I first tasted this delicious pasta at Ristorante Da Delfina, in the hill town of Artimino, about 20 miles outside Florence. Wild nettles grow in abundance on the slope behind the restaurant, and Nonna Delfina, who recently passed at 100 years, would herself collect what the kitchen needed for the daily menu. You can often find wild nettles in farmers markets in the spring. They require careful handling, as the tiny prickly hairs pierce the skin and introduce a mild biochemical irritant that can be very annoying and even painful. Many cooks wear gloves to handle them, but I find their gentle excitement is lovely in a certain way; you soon get used to the lingering, tingling sting, far softer than a bee’s but not without notice. It subsides after a short time and after a thorough hand washing. There are anecdotal claims of the benefits of the nettle’s sting, but no science on it, likewise claims about methods to assuage the pain. Pecorino toscano is correct for this pasta, as you’ll find in Tuscany, though I prefer the sour sharpness of Sardinian Pecorino to Pecorino toscano. A Carmignano or young Chianti DOCG would be the perfect pairing to the pasta. 

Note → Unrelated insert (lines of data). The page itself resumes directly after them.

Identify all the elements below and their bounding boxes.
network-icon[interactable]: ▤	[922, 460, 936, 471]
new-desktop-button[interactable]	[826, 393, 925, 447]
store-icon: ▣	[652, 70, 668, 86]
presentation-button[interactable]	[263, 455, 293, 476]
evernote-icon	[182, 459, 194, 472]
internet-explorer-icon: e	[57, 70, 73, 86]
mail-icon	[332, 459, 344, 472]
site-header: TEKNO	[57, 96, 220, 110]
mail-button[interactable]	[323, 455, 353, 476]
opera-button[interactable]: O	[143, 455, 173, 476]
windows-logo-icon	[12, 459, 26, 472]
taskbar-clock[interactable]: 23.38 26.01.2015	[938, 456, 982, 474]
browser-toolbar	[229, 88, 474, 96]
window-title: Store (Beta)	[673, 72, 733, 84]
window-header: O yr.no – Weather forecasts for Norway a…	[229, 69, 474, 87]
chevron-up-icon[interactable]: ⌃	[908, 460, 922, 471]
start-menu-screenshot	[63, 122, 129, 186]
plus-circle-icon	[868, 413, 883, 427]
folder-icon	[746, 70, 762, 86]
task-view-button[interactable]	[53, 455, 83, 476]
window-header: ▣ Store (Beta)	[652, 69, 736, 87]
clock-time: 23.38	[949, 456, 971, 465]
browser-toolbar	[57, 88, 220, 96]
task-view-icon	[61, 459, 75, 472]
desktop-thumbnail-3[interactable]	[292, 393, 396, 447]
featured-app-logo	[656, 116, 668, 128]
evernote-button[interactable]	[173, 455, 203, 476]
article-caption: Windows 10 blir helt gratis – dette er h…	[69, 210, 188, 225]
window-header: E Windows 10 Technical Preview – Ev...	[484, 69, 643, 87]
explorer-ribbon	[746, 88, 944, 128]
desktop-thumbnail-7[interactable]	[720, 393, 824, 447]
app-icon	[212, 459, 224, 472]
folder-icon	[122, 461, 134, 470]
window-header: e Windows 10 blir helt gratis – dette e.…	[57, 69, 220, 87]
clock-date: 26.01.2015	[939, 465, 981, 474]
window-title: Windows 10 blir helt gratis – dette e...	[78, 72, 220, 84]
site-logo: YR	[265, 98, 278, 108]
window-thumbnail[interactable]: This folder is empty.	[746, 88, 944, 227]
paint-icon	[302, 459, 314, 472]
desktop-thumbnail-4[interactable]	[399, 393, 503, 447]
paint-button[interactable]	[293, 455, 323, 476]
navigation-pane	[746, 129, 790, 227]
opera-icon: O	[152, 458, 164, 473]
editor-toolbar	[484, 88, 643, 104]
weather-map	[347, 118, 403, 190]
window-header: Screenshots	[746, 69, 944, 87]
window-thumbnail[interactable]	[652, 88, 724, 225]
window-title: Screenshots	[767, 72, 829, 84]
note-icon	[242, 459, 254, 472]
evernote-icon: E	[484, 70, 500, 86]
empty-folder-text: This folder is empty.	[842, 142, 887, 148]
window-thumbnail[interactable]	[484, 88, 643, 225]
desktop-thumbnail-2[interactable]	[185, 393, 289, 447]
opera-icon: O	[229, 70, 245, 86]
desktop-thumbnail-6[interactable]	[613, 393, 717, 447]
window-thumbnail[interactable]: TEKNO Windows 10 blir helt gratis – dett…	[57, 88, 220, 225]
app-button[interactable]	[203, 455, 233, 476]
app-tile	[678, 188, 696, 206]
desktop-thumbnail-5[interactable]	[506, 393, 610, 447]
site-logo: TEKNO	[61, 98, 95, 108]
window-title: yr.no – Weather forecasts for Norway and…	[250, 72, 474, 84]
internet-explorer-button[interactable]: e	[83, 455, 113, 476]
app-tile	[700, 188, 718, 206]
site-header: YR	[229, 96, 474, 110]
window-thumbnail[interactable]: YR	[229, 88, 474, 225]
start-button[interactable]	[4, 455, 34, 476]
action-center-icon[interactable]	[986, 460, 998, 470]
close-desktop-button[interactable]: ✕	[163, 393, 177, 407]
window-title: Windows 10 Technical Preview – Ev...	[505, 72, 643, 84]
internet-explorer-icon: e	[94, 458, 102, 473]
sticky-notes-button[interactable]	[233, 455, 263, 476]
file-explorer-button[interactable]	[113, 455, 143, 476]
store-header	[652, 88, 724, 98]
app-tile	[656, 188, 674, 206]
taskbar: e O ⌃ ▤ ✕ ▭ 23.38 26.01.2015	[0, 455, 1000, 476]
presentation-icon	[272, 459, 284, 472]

60 g spring garlic, finely chopped
150 ml extra virgin olive oil 
200 g wild nettle leaves
150 g spinach leaves 
30 g Kosher salt 
60 g pinenuts, untoasted
250 g (about 3 ½ cups) short pasta, such as rigatoni or penne rigate 
110 g Pecorino sardo 

Gently cook spring garlic in 90 g olive oil and 60 ml water, covered, stirring occasionally, until soft and sweet. Add nettles and spinach and cook for 30 seconds longer or until greens are wilted. Season with two pinches of sea salt. Cool nettles to room temperature laid on a baking tray lined with baking paper; tip off any excess liquid and save. Puree nettles in a blender or food processor. Thin with reserved cooking liquid if needed. Pound pinenuts in a mortar until smooth. Stir into to nettle puree along with remaining 60 ml olive oil. Correct seasoning. Cook pasta to al dente in boiling salted water and drain, leaving a little water on the pasta. Toss pasta in a circular motion in nettle puree with a pair of tongs. Distribute pasta to warm serving plates and grate Pecorino sardo over pasta.